THE WORST: Larry Phillips
A legislative accident waiting for a place to happen. Larry Phillips desperately wants to be a respected player in the big game, but even after five sessions, he has yet to figure out that respect can’t be manipulated; it has to be earned. His first impulse in any situation is to try to demonstrate that he’s a big shot, which is a sure sign that he isn’t. He got off to a bad start last fall, becoming embroiled in controversy concerning perceived threats made on behalf of the incumbent Joe Straus during the Speaker’s race. Phillips denied involvement, and a probe by the House General Investigating and Ethics Committee proved inconclusive, but the episode still hung like a cloud over the beginning of the session.

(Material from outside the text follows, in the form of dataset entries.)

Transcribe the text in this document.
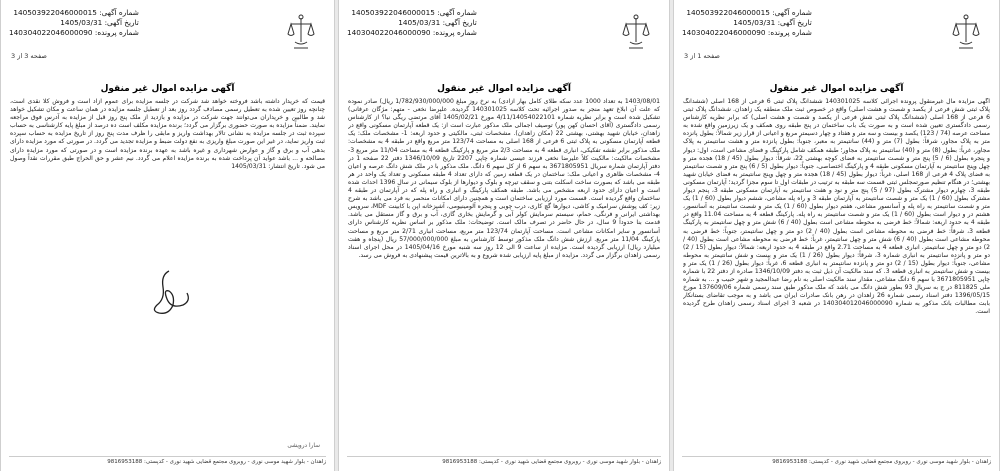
شماره آگهی: 140503922046000015
تاریخ آگهی: 1405/03/31
شماره پرونده: 140304022046000090
صفحه 1 از 3
آگهی مزایده اموال غیر منقول
آگهی مزایده مال غیرمنقول پرونده اجرائی کلاسه 140301025 ششدانگ پلاک ثبتی 6 فرعی از 168 اصلی (ششدانگ پلاک ثبتی شش فرعی از یکصد و شصت و هشت اصلی) واقع در خصوص ثبت ملک منطقه یک زاهدان. ششدانگ پلاک ثبتی 6 فرعی از 168 اصلی (ششدانگ پلاک ثبتی شش فرعی از یکصد و شصت و هشت اصلی) که برابر نظریه کارشناس رسمی دادگستری تعیین شده است و به صورت یک باب ساختمان در پنج طبقه روی همکف و یک زیرزمین واقع شده به مساحت عرصه (74 / 123) یکصد و بیست و سه متر و هفتاد و چهار دسیمتر مربع و اعیانی از قرار زیر شمالاً: بطول پانزده متر به پلاک مجاور، شرقاً: بطول (7) متر و (44) سانتیمتر به معبر، جنوباً: بطول پانزده متر و هشت سانتیمتر به پلاک مجاور، غرباً: بطول (8) متر و (40) سانتیمتر به پلاک مجاور؛ طبقه همکف شامل پارکینگ و فضای مشاعی است، اول: دیوار و پنجره بطول (6 / 5) پنج متر و شصت سانتیمتر به فضای کوچه بهشتی 22، شرقاً: دیوار بطول (45 / 18) هجده متر و چهل وپنج سانتیمتر به آپارتمان مسکونی طبقه 4 و پارکینگ اختصاصی، جنوباً: دیوار بطول (5 / 6) پنج متر و شصت سانتیمتر به فضای پلاک 4 فرعی از 168 اصلی، غرباً: دیوار بطول (45 / 18) هجده متر و چهل وپنج سانتیمتر به فضای خیابان شهید بهشتی؛ در هنگام تنظیم صورتمجلس ثبتی قسمت سه طبقه به ترتیب در طبقات اول تا سوم مجزا گردید؛ آپارتمان مسکونی طبقه 3، چهارم دیوار مشترک بطول (97 / 5) پنج متر و نود و هفت سانتیمتر به آپارتمان مسکونی طبقه 3، پنجم دیوار مشترک بطول (60 / 1) یک متر و شصت سانتیمتر به آپارتمان طبقه 3 و راه پله مشاعی، ششم دیوار بطول (60 / 1) یک متر و شصت سانتیمتر به راه پله و آسانسور مشاعی، هفتم دیوار بطول (60 / 1) یک متر و شصت سانتیمتر به آسانسور، هشتم در و دیوار است بطول (60 / 1) یک متر و شصت سانتیمتر به راه پله. پارکینگ قطعه 4 به مساحت 11.04 واقع در طبقه 4 به حدود اربعه: شمالاً: خط فرضی به محوطه مشاعی است بطول (40 / 6) شش متر و چهل سانتیمتر به پارکینگ قطعه 3، شرقاً: خط فرضی به محوطه مشاعی است بطول (40 / 2) دو متر و چهل سانتیمتر، جنوباً: خط فرضی به محوطه مشاعی است بطول (40 / 6) شش متر و چهل سانتیمتر، غرباً: خط فرضی به محوطه مشاعی است بطول (40 / 2) دو متر و چهل سانتیمتر. انباری قطعه 4 به مساحت 2.71 واقع در طبقه 4 به حدود اربعه: شمالاً: دیوار بطول (15 / 2) دو متر و پانزده سانتیمتر به انباری شماره 3، شرقاً: دیوار بطول (26 / 1) یک متر و بیست و شش سانتیمتر به محوطه مشاعی، جنوباً: دیوار بطول (15 / 2) دو متر و پانزده سانتیمتر به انباری قطعه 6، غرباً: دیوار بطول (26 / 1) یک متر و بیست و شش سانتیمتر به انباری قطعه 3. که سند مالکیت آن ذیل ثبت به دفتر 1346/10/09 صادره از دفتر 22 با شماره چاپی 3671805951 با سهم 6 دانگ مشاعی، مقدار سند مالکیت اصلی به نام رضا عبدالمجید و شهر حبیب و ... به شماره ملی 811825 در ج به سریال 93 بطور شش دانگ می باشد که ملک مذکور طبق سند رسمی شماره 137609/06 مورخ 1396/05/15 دفتر اسناد رسمی شماره 26 زاهدان در رهن بانک صادرات ایران می باشد و به موجب تقاضای بستانکار بابت مطالبات بانک مذکور به شماره 140304012046000090 در شعبه 3 اجرای اسناد رسمی زاهدان طرح گردیده است.
زاهدان - بلوار شهید موسی نوری - روبروی مجتمع قضایی شهید نوری - کدپستی: 9816953188
شماره آگهی: 140503922046000015
تاریخ آگهی: 1405/03/31
شماره پرونده: 140304022046000090
آگهی مزایده اموال غیر منقول
1403/08/01 به تعداد 1000 عدد سکه طلای کامل بهار آزادی) به نرخ روز مبلغ 1/782/930/000/000 ریال) صادر نموده که علت آن ابلاغ تعهد منجر به صدور اجرائیه تحت کلاسه 140301025 گردیده. علیرضا نخعی - متهم: مژگان عرفانی) تشکیل شده است و برابر نظریه شماره 4/11/14054022101 مورخ 1405/02/21 آقای مرتضی ریگی نیا؟ از کارشناس رسمی دادگستری (آقای احسان کهن پور) توصیف اجمالی ملک مذکور عبارت است از: یک قطعه آپارتمان مسکونی واقع در زاهدان، خیابان شهید بهشتی، بهشتی 22 (مکان زاهدان). مشخصات ثبتی، مالکیتی و حدود اربعه: 1- مشخصات ملک: یک قطعه آپارتمان مسکونی به پلاک ثبتی 6 فرعی از 168 اصلی به مساحت 123/74 متر مربع واقع در طبقه 4 به مشخصات: ملک مذکور برابر نقشه تفکیکی، انباری قطعه 4 به مساحت 2/3 متر مربع و پارکینگ قطعه 4 به مساحت 11/04 متر مربع 3- مشخصات مالکیت: مالکیت کلاً علیرضا نخعی فرزند عیسی شماره چاپی 2207 تاریخ 1346/10/09 دفتر 22 صفحه 1 در دفتر آپارتمان شماره سریال 3671805951 به سهم 6 از کل سهم 6 دانگ. ملک مذکور با در ملک شش دانگ عرصه و اعیان 4- مشخصات ظاهری و اعیانی ملک: ساختمان در یک قطعه زمین که دارای تعداد 4 طبقه مسکونی و تعداد یک واحد در هر طبقه می باشد که بصورت ساخت اسکلت بتنی و سقف تیرچه و بلوک و دیوارها از بلوک سیمانی در سال 1396 احداث شده است و اعیان دارای حدود اربعه مشخص می باشد. طبقه همکف پارکینگ و انباری و راه پله که در آپارتمان در طبقه 4 ساختمان واقع گردیده است. قسمت مورد ارزیابی ساختمان است و همچنین دارای امکانات منحصر به فرد می باشد به شرح زیر: کف پوشش سرامیک و کاشی، دیوارها گچ کاری، درب چوبی و پنجره آلومینیومی، آشپزخانه اپن با کابینت MDF، سرویس بهداشتی ایرانی و فرنگی، حمام، سیستم سرمایش کولر آبی و گرمایش بخاری گازی، آب و برق و گاز مستقل می باشد. قدمت بنا حدوداً 9 سال، در حال حاضر در تصرف مالک است. توضیحات: ملک مذکور بر اساس نظریه کارشناس دارای آسانسور و سایر امکانات مشاعی است. مساحت آپارتمان 123/74 متر مربع، مساحت انباری 2/71 متر مربع و مساحت پارکینگ 11/04 متر مربع. ارزش شش دانگ ملک مذکور توسط کارشناس به مبلغ 57/000/000/000 ریال (پنجاه و هفت میلیارد ریال) ارزیابی گردیده است. مزایده از ساعت 9 الی 12 روز سه شنبه مورخ 1405/04/16 در محل اجرای اسناد رسمی زاهدان برگزار می گردد. مزایده از مبلغ پایه ارزیابی شده شروع و به بالاترین قیمت پیشنهادی به فروش می رسد.
زاهدان - بلوار شهید موسی نوری - روبروی مجتمع قضایی شهید نوری - کدپستی: 9816953188
شماره آگهی: 140503922046000015
تاریخ آگهی: 1405/03/31
شماره پرونده: 140304022046000090
صفحه 3 از 3
آگهی مزایده اموال غیر منقول
قیمت که خریدار داشته باشد فروخته خواهد شد شرکت در جلسه مزایده برای عموم آزاد است و فروش کلا نقدی است، چنانچه روز تعیین شده به تعطیل رسمی مصادف گردد روز بعد از تعطیل جلسه مزایده در همان ساعت و مکان تشکیل خواهد شد و طالبین و خریداران می‌توانند جهت شرکت در مزایده و بازدید از ملک پنج روز قبل از مزایده به آدرس فوق مراجعه نمایند. ضمناً مزایده به صورت حضوری برگزار می گردد؛ برنده مزایده مکلف است ده درصد از مبلغ پایه کارشناسی به حساب سپرده ثبت در جلسه مزایده به نشانی تالار بهداشت واریز و مابقی را ظرف مدت پنج روز از تاریخ مزایده به حساب سپرده ثبت واریز نماید، در غیر این صورت مبلغ واریزی به نفع دولت ضبط و مزایده تجدید می گردد. در صورتی که مورد مزایده دارای بدهی آب و برق و گاز و عوارض شهرداری و غیره باشد به عهده برنده مزایده است و در صورتی که مورد مزایده دارای مصالحه و ... باشد عواید آن پرداخت شده به برنده مزایده اعلام می گردد. نیم عشر و حق الحراج طبق مقررات نقداً وصول می شود. تاریخ انتشار: 1405/03/31
سارا درویشی
زاهدان - بلوار شهید موسی نوری - روبروی مجتمع قضایی شهید نوری - کدپستی: 9816953188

Meanwhile, Phillips was busy doing the sorts of things that win you a nomination for the Worst list: heckling colleagues from his perch near the back mike with witticisms like “You’re wrong!” Or tacking bad amendments onto innocent bills. We see a glimmer of hope in Phillips. He has talent and moxie. The missing ingredient is work ethic. Somewhere along the line, he appears to have come to the conclusion that because he is a committee chairman (Transportation), he doesn’t have to do his homework and he doesn’t have to be able to give a clear description of what his bills do. Consequently, members don’t trust him. This was evident during debate on the TxDOT sunset bill, when he painfully tried to explain why his proposal to expand the role of the state infrastructure bank was a good idea. At the very least, he should have been aware that many members are suspicious of anything TxDOT wants. The only way to succeed was to make a strong case for the bank, but his inability to articulate the policy issues doomed his efforts. A slow learner, he tried to tack an amendment onto an unrelated bill to help deer breeders, despite a previous agreement by stakeholders to forgo changes to the bill. He failed again. The lesson is straight from the Boy Scouts: Be prepared.